Das soziale Bewusstsein erlangte einen neuen Stellenwert im Design als in London 1979 eine internationale Konferenz unter dem Motto „Design für den Bedarf“ abgehalten wurde. Die Versammlung sollte auf das wachsende Interesse hinweisen, Design zur Lösung umweltrelevanter Fragen, ökologischer Probleme und den Schwierigkeiten der Entwicklungsländer anzuwenden. Der Hintergrund war, dass man das Design bisher zu stark auf Produktion und Konsum ausgerichtet und den ökologischen Aspekt vernachlässigt hatte. Wachsende ökologische Bedrohungen wirkten wie ein Weckruf auf zahlreiche renommierte Designer, sich stärker auf die Umweltbelange zu konzentrieren. So entstanden in den 80ern die ersten recycelbaren Produkte. Der französische Designer Philippe Starck konzipierte so beispielsweise seinen leicht entsorgbaren Louis-20-Stapelstuhl. Einige Designer unternahmen den Versuch, die Umweltschäden, hervorgerufen durch verantwortungsloses Handeln der Industriestaaten, zu beheben oder zumindest in Grenzen zu halten. Nach der Entdeckung des Lochs in der Ozonschicht, Klimaerwärmung und nahende Erschöpfung der Ressourcen suchten viele Gestalter nach neuen Perspektiven. Die Designer suchten nach Lösungsmöglichkeiten, um die Ausbeute der Rohstoffe zu verlangsamen oder gar zu stoppen. Recycelbare Produkte, alternative Energiequellen und digitale Speichermöglichkeiten an Stelle von Papier sind einige Beispiele umweltbewussten Gestaltens und Forschens.

„Die Welt, ein globales Dorf“: dieser Ausdruck entstand, als neue Technologien die Kommunikation neu erschufen und das Informationszeitalter einleiteten. Vom Faxgerät über Internet und mobile Telefone: all diese Dinge sind aus unserem heutigen Leben kaum mehr wegzudenken. In den USA wurden in den 60ern erstmals Satelliten von der NASA entwickelt und für Telekommunikations- und Übertragungszwecke eingesetzt. 1979 entwickelte die schwedische Firma Ericson das erste tragbare Telefon, das Handy, und ermöglichte damit eine völlig neue Kommunikationskultur.

Designströmungen.

Arts and Crafts Movement

Das Erbe der bereits im 19. Jahrhundert in England entstandenen Kunst- und Handwerksbewegung reicht weit bis ins 20. Jahrhundert hinein. Die Sorge vieler Zeitgenossen, im aufkommenden Maschinenzeitalter würde die Qualität zugunsten der Quantität zu leiden haben, war Ausgangspunkt dieser Bewegung, die einer solchen Entwicklung entgegenwirken wollte. Der einflussreichste Arts and Crafts- Designer war William Morris (1834 - 1896), dessen Unternehmen Morris & Co. von Möbeln über Stoffe, Tapeten und Töpferwaren die unterschiedlichsten Artikel produzierte. Mit dieser Firma wollte der Maler, Kunstgewerbler und Dichter Morris das Kunstgewerbe vom Handwerk ausgehend erneuern. Kunst und Handwerk hatten für William Morris den gleichen Stellenwert - so beanspruchte er für das Design das Können des Künstlers und des Handwerkers. Seine Produkte mussten klare Merkmale handwerklicher Verarbeitung aufweisen, um sie nicht nur qualitativ sondern auch optisch von den industriell gefertigten Produkten abzusetzen. Zum Beispiel blieben Scharniere an seinen Möbeln stets sichtbar, um die handwerkliche Produktion hervorzuheben.

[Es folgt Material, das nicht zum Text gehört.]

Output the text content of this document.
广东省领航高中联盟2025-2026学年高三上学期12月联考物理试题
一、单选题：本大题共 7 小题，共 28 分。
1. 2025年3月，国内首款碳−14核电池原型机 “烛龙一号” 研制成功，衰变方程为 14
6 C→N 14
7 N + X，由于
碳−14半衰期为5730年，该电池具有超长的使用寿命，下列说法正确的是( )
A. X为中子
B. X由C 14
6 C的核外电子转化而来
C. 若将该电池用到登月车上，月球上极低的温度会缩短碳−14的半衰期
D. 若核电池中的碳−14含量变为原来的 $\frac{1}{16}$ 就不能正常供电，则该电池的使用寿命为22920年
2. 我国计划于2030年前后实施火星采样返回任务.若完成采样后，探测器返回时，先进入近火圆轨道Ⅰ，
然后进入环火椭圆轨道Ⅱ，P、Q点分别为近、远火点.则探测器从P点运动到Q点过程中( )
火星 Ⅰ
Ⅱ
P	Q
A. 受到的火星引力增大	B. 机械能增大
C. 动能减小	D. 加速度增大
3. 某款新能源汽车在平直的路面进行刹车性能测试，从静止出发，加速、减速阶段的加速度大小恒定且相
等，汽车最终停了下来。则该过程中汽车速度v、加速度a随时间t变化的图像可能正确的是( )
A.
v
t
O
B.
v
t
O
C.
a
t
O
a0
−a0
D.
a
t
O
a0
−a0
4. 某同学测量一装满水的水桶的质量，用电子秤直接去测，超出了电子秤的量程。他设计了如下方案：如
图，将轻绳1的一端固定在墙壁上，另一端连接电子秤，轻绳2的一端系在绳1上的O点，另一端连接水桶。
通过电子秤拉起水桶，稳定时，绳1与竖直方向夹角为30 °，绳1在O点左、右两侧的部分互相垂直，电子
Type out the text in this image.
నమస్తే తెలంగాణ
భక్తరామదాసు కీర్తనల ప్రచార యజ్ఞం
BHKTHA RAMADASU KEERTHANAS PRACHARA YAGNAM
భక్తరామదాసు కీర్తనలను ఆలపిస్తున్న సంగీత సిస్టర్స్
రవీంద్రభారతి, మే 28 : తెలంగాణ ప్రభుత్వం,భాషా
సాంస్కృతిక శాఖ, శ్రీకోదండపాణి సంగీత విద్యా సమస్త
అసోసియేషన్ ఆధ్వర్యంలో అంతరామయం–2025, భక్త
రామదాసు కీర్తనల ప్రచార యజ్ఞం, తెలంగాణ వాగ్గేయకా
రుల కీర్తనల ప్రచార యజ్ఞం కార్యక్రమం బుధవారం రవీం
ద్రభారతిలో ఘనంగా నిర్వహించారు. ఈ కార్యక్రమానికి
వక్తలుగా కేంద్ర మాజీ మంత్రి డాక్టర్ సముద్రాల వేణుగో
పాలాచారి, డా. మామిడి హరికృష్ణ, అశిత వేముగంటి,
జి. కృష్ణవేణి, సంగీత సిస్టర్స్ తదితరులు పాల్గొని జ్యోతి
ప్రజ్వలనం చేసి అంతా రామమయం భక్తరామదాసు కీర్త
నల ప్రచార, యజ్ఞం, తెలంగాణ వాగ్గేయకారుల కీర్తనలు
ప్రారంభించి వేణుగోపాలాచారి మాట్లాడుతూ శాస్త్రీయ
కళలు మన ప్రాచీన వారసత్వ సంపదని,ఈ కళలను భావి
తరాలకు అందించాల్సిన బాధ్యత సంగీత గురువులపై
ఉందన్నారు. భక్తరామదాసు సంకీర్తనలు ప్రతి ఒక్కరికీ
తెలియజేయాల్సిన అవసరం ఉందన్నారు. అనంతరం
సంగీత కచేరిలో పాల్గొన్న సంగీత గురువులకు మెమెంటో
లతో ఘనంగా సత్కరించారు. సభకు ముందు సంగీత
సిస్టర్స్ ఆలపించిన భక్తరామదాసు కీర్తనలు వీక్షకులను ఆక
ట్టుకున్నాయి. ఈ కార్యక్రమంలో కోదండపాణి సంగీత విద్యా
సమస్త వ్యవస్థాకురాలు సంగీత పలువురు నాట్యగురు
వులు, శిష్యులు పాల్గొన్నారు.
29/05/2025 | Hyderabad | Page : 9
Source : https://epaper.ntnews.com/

Nach William Morris´ Überzeugung hebt gutes Design die Stimmung und stellt somit einen bedeutenden Beitrag zu einer glücklicheren Gesellschaft dar. Diese Meinung teilten gerade in den 20er Jahren etliche Designer.

Seine utopischen Vorstellungen von einer „entwickelten kommunistischen Gesellschaft“ formulierte er in seinem Roman „Kunde vom Nirgendwo“. Hier verkündete er seine Kritik am Industrieprodukt, dem er seine serielle Produzierbarkeit und seine Gleichförmigkeit vorwarf. Morris deutete in Grundzügen eine Theorie des Designs an, da er anerkannte, dass ein Objekt Träger ästhetischer Qualitäten ist. Dies sei aber auf handwerkliche Kunstfertigkeiten und nicht auf industrielle Produktion zurückzuführen.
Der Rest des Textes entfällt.